Did you know that if you are being attacked, people are most likely to look and respond if you yell “fire!” rather than if you yell “help?” You’re welcome.
So, I fired my kiln last week. I did what’s called a Bisque firing. This essentially means it’s the first time the clay is in the kiln after air drying. A bisque firing allows the clay to harden but still be porous in order for the glaze to stick before the glaze firing (which then “cures” the glaze to the pot). Now, seeing as I don’t have “formal” ceramics training (other than high school and college classes and some workshops after college), I hope this explanation doesn’t make seasoned potters cringe! But I also want to make it easy to understand for anyone who doesn’t know much about ceramics.
[Let’s pause here while I indulge in some karaoke as requested by my tiny human child. OK, so they’re bedtime songs. Check out the photo below; it shows the different stages the clay I use goes through. The color changes at each stage; from a gray/white at bone dry, to light pink after bisque fire then to a light tan/cream color after glaze fire.]
As mentioned, I don’t have any formal training but I have enough knowledge to make stuff. What I had no knowledge of up until the last year was how to run a kiln. Running a kiln has been quite the learning experience. Which can equal a stressed out me since I have little to no patience. Luckily for me there’s this thing called the “internet.” It’s quite the research tool. Have you ever “googled” something? Wow, that’s some neat-o stuff! Don't worry, I haven’t lived under a rock for the last twenty years so of course I’m kidding. But in all seriousness, there is so much information out there which is really awesome for me. I mean, can you imagine trying to keep a three year old quiet in a library for HOURS while trying to research how to run a kiln? Then again that IS what parents did back in the day before the swift advance of technology right? Am I a lazy parent? Wait. Don’t answer that. I digress.
I was able to find so much information on how to run an electric kiln. I’ll be honest, I was completely overwhelmed and confused once I started looking for what I needed. The kiln I have is a hand-me-down (a very gracious hand me down from my high school ceramics teacher and her hubs.) I was able to find the operating manual for my kiln on the manufacturer’s website (thank you L&L kilns for keeping these online!), along with the operating manual for what controls when the kiln shuts off when it reaches the correct temperature, called the Kiln Sitter. I also found some supplemental information on running electric kilns in general at ceramicartsdaily.org (oh my word, they have SO MUCH information on this website, it's not even funny! I even got a magazine subscription for Christmas), so I have even more information to reference. I mean seriously, I found a binder-ful. Behold, the Great Green Fire Binder!

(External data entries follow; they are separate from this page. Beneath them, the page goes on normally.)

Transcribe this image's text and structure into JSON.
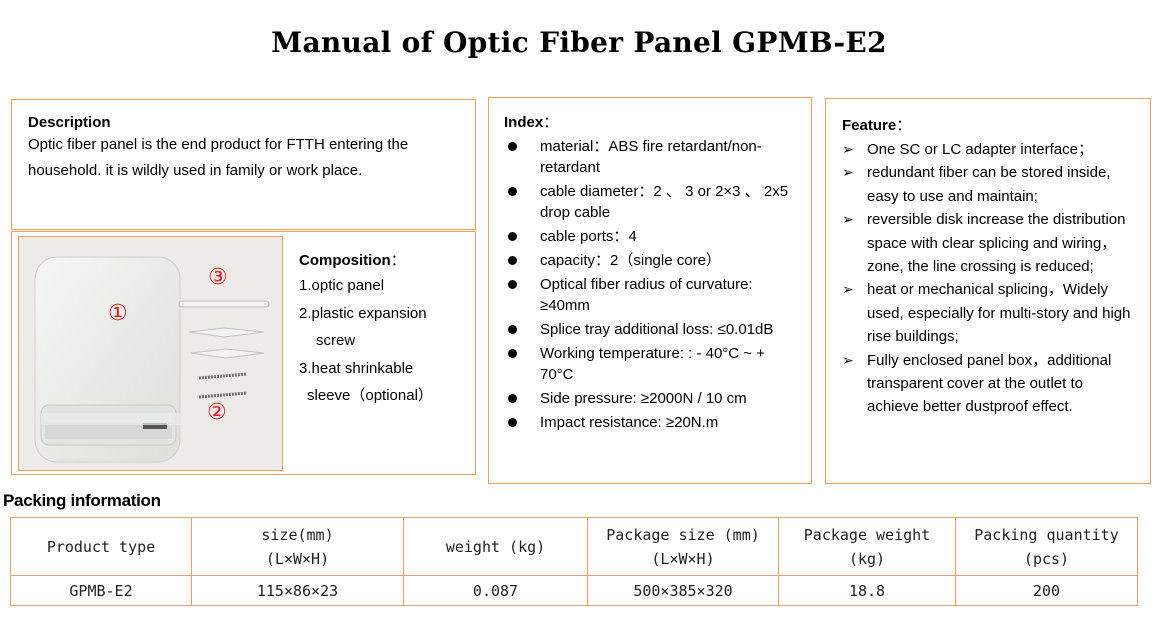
{
  "title": "Manual of Optic Fiber Panel GPMB-E2",
  "description": {
    "heading": "Description",
    "text": "Optic fiber panel is the end product for FTTH entering the household. it is wildly used in family or work place."
  },
  "composition": {
    "heading": "Composition",
    "colon": "：",
    "items": [
      "1.optic panel",
      "2.plastic expansion",
      "screw",
      "3.heat shrinkable",
      "sleeve（optional）"
    ],
    "markers": [
      "①",
      "②",
      "③"
    ]
  },
  "index": {
    "heading": "Index",
    "colon": "：",
    "items": [
      "material：ABS fire retardant/non-retardant",
      "cable diameter：2 、 3 or 2×3 、 2x5 drop cable",
      "cable ports：4",
      "capacity：2（single core）",
      "Optical fiber radius of curvature: ≥40mm",
      "Splice tray additional loss: ≤0.01dB",
      "Working temperature: : - 40°C ~ + 70°C",
      "Side pressure: ≥2000N / 10 cm",
      "Impact resistance: ≥20N.m"
    ]
  },
  "feature": {
    "heading": "Feature",
    "colon": "：",
    "items": [
      "One SC or LC adapter interface；",
      "redundant fiber can be stored inside, easy to use and maintain;",
      "reversible disk increase the distribution space with clear splicing and wiring，zone, the line crossing is reduced;",
      "heat or mechanical splicing，Widely used, especially for multi-story and high rise buildings;",
      "Fully enclosed panel box，additional transparent cover at the outlet to achieve better dustproof effect."
    ]
  },
  "packing": {
    "heading": "Packing information",
    "headers": [
      [
        "Product type"
      ],
      [
        "size(mm)",
        "(L×W×H)"
      ],
      [
        "weight (kg)"
      ],
      [
        "Package size (mm)",
        "(L×W×H)"
      ],
      [
        "Package weight",
        "(kg)"
      ],
      [
        "Packing quantity",
        "(pcs)"
      ]
    ],
    "row": [
      "GPMB-E2",
      "115×86×23",
      "0.087",
      "500×385×320",
      "18.8",
      "200"
    ]
  },
  "colors": {
    "border": "#f0a060",
    "marker": "#e02020"
  }
}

After finding so much information and reading all of it… Wait, I so did not read all of it! I did read the most important parts though and it actually made a lot of sense. It almost seemed too easy actually. Then again, my brain tends to over complicate things when I am trying something new for the first time. So what did I do? Well I filled my kiln with bone dry pottery and fired the thing! And it went really well (all hail the kiln gods!).

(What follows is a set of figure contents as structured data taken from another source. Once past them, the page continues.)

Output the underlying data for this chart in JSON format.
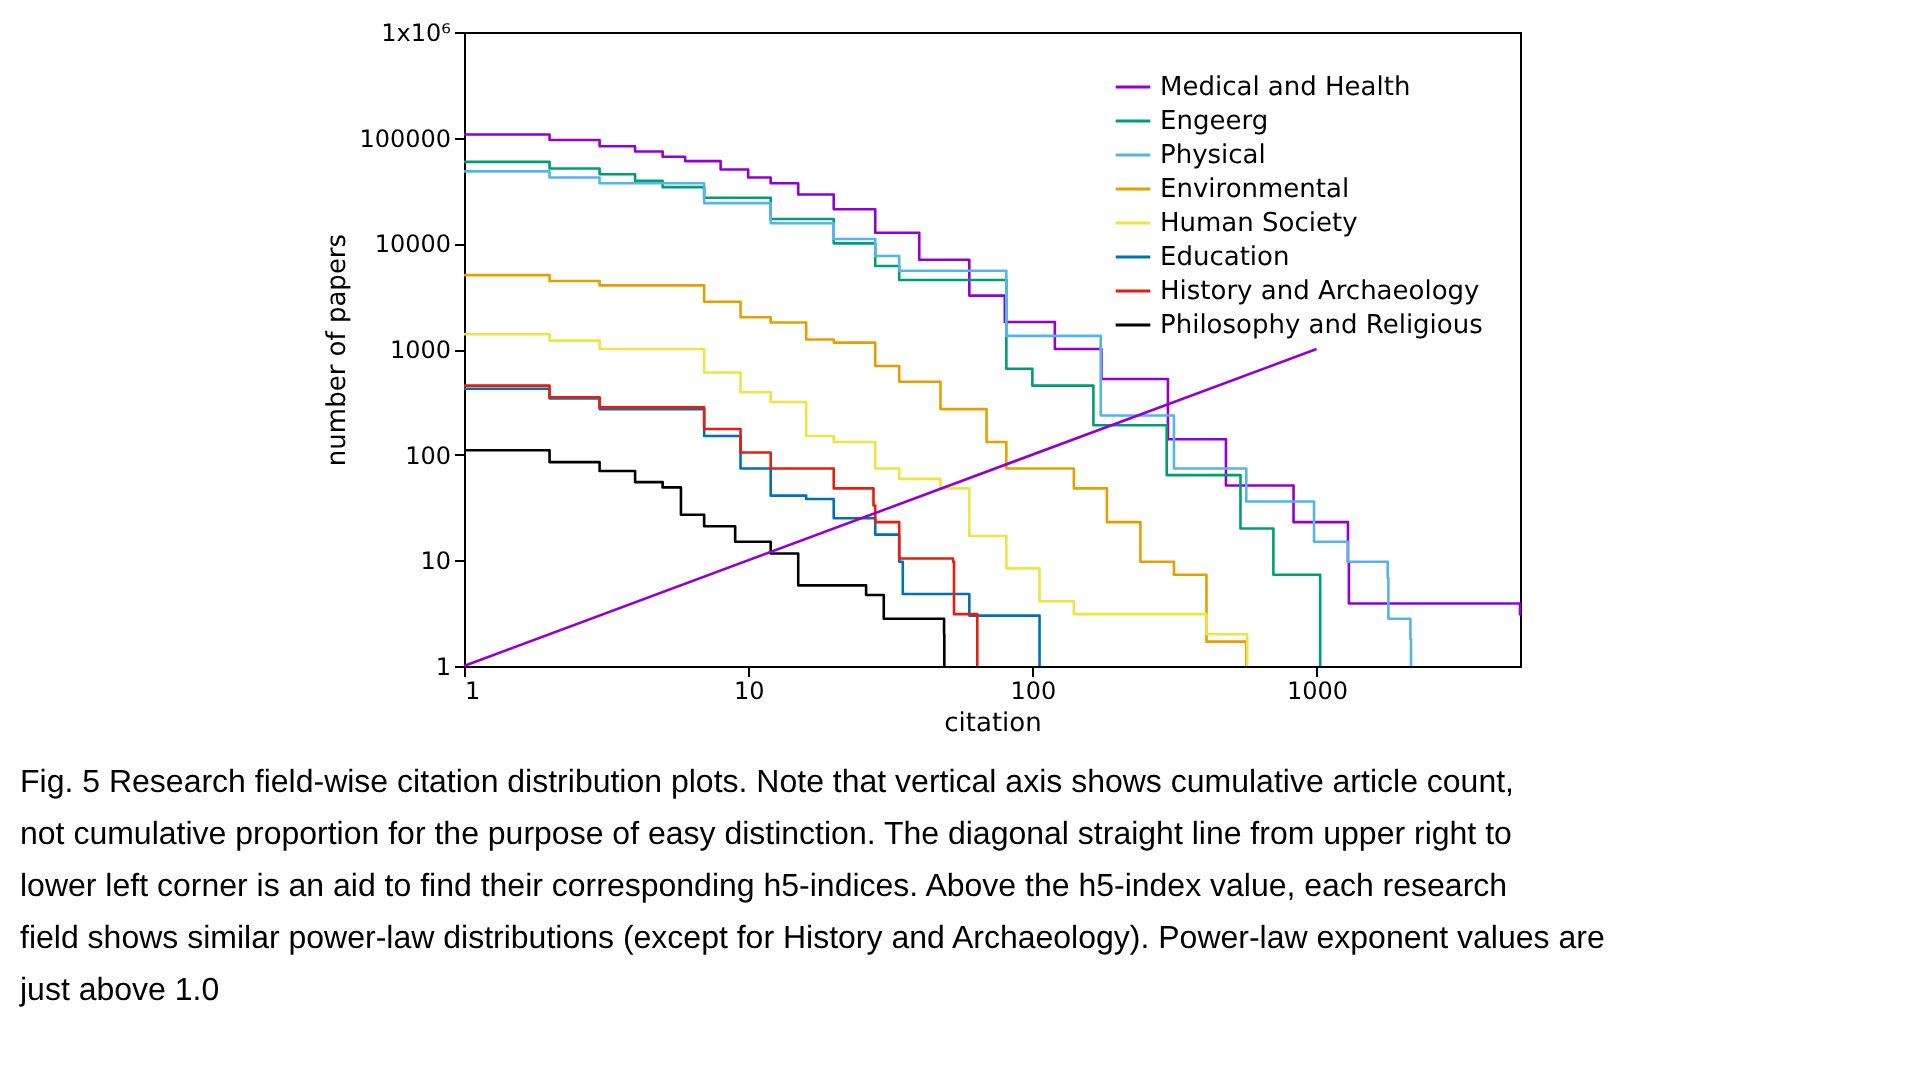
{
  "chart_data": {
    "type": "step",
    "xlabel": "citation",
    "ylabel": "number of papers",
    "log": "xy",
    "xlim": [
      1,
      5200
    ],
    "ylim": [
      1,
      1000000
    ],
    "xticks": [
      1,
      10,
      100,
      1000
    ],
    "yticks": [
      1,
      10,
      100,
      1000,
      10000,
      100000,
      {
        "value": 1000000,
        "label": "1x10⁶"
      }
    ],
    "grid": false,
    "legend": "top right",
    "line_style": "solid",
    "marker": "none",
    "series": [
      {
        "name": "Medical and Health",
        "color": "#9400d3",
        "x": [
          1,
          2,
          3,
          4,
          5,
          6,
          8,
          10,
          12,
          15,
          20,
          28,
          40,
          60,
          80,
          120,
          175,
          300,
          480,
          830,
          1290,
          1300,
          5200
        ],
        "values": [
          107000,
          95000,
          83000,
          74000,
          66000,
          60000,
          50000,
          42000,
          37000,
          29000,
          21000,
          12600,
          7000,
          3200,
          1800,
          1000,
          520,
          140,
          51,
          23,
          9.7,
          3.9,
          3.0
        ]
      },
      {
        "name": "Engeerg",
        "color": "#009e73",
        "x": [
          1,
          2,
          3,
          4,
          5,
          7,
          12,
          20,
          28,
          34,
          81,
          100,
          164,
          297,
          540,
          705,
          1030
        ],
        "values": [
          59000,
          51000,
          45000,
          39000,
          34000,
          27000,
          17000,
          10000,
          6100,
          4500,
          650,
          450,
          190,
          64,
          20,
          7.3,
          1
        ]
      },
      {
        "name": "Physical",
        "color": "#56b4e9",
        "x": [
          1,
          2,
          3,
          7,
          12,
          20,
          28,
          34,
          81,
          174,
          315,
          566,
          980,
          1290,
          1780,
          1790,
          2140,
          2150
        ],
        "values": [
          48000,
          42000,
          37000,
          24000,
          15500,
          11000,
          7600,
          5500,
          1330,
          235,
          74,
          36,
          15,
          9.7,
          6.8,
          2.8,
          1.8,
          1
        ]
      },
      {
        "name": "Environmental",
        "color": "#e69f00",
        "x": [
          1,
          2,
          3,
          7,
          9.4,
          12,
          16,
          20,
          28,
          34,
          47.5,
          69,
          81,
          140,
          183,
          240,
          315,
          410,
          566
        ],
        "values": [
          5000,
          4400,
          4000,
          2800,
          2000,
          1780,
          1230,
          1150,
          690,
          490,
          270,
          132,
          74,
          48,
          23,
          9.7,
          7.3,
          1.7,
          1
        ]
      },
      {
        "name": "Human Society",
        "color": "#f0e442",
        "x": [
          1,
          2,
          3,
          7,
          9.4,
          12,
          16,
          20,
          28,
          34,
          47.5,
          60,
          81,
          106,
          140,
          410,
          570
        ],
        "values": [
          1380,
          1200,
          1000,
          600,
          390,
          315,
          150,
          132,
          74,
          59,
          48,
          17,
          8.4,
          4.1,
          3.1,
          2.0,
          1
        ]
      },
      {
        "name": "Education",
        "color": "#0072b2",
        "x": [
          1,
          2,
          3,
          7,
          9.4,
          12,
          16,
          20,
          28,
          34,
          35,
          60,
          106
        ],
        "values": [
          420,
          340,
          270,
          150,
          74,
          41,
          38,
          25,
          17.5,
          9.7,
          4.8,
          3.0,
          1
        ]
      },
      {
        "name": "History and Archaeology",
        "color": "#e51e10",
        "x": [
          1,
          2,
          3,
          7,
          9.4,
          12,
          16,
          20,
          27.6,
          28,
          34,
          52.6,
          53,
          64
        ],
        "values": [
          450,
          350,
          280,
          175,
          105,
          74,
          74,
          48,
          33,
          23,
          10.4,
          9.7,
          3.1,
          1
        ]
      },
      {
        "name": "Philosophy and Religious",
        "color": "#000000",
        "x": [
          1,
          2,
          3,
          4,
          5,
          5.8,
          7,
          9,
          12,
          15,
          26,
          30,
          48.9,
          49
        ],
        "values": [
          110,
          85,
          70,
          55,
          49,
          27,
          21,
          15,
          11.6,
          5.8,
          4.7,
          2.8,
          2.0,
          1
        ]
      },
      {
        "type": "line",
        "color": "#9400d3",
        "x": [
          1,
          1000
        ],
        "values": [
          1,
          1000
        ]
      }
    ],
    "annotations": [
      "Fig. 5  Research field-wise citation distribution plots. Note that vertical axis shows cumulative article count, not cumulative proportion for the purpose of easy distinction. The diagonal straight line from upper right to lower left corner is an aid to find their corresponding h5-indices. Above the h5-index value, each research field shows similar power-law distributions (except for History and Archaeology). Power-law exponent values are just above 1.0"
    ]
  }
}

[Let’s pause here while I indulge in some karaoke –Round 2!- as requested by my tiny human child.]
That’s not to say I’ve had nothing but perfect firings. So far my kiln has under-fired (the temperature was lower than it should have been at shut off) once and over-fired (the temperature was higher than it should have been at shut off) once. So I'll keep chugging along!
So moral of this post? There are a lot of instances you can simply teach yourself something in order to get the results you want or to pursue your dreams. If you work hard toward something and push through those moments where you feel overwhelmed with all the new information, you will be rewarded. And you'll feel quite proud of yourself too!
Is there something you've been wanting to try but have been afraid to because of lack of knowledge? Maybe a hobby, a craft, a DIY project? Well you obviously have an internet connection if you're reading this post so START NOW! And if you were or are in the same boat as I was/am then how did you do your research? What tips and tricks do you have?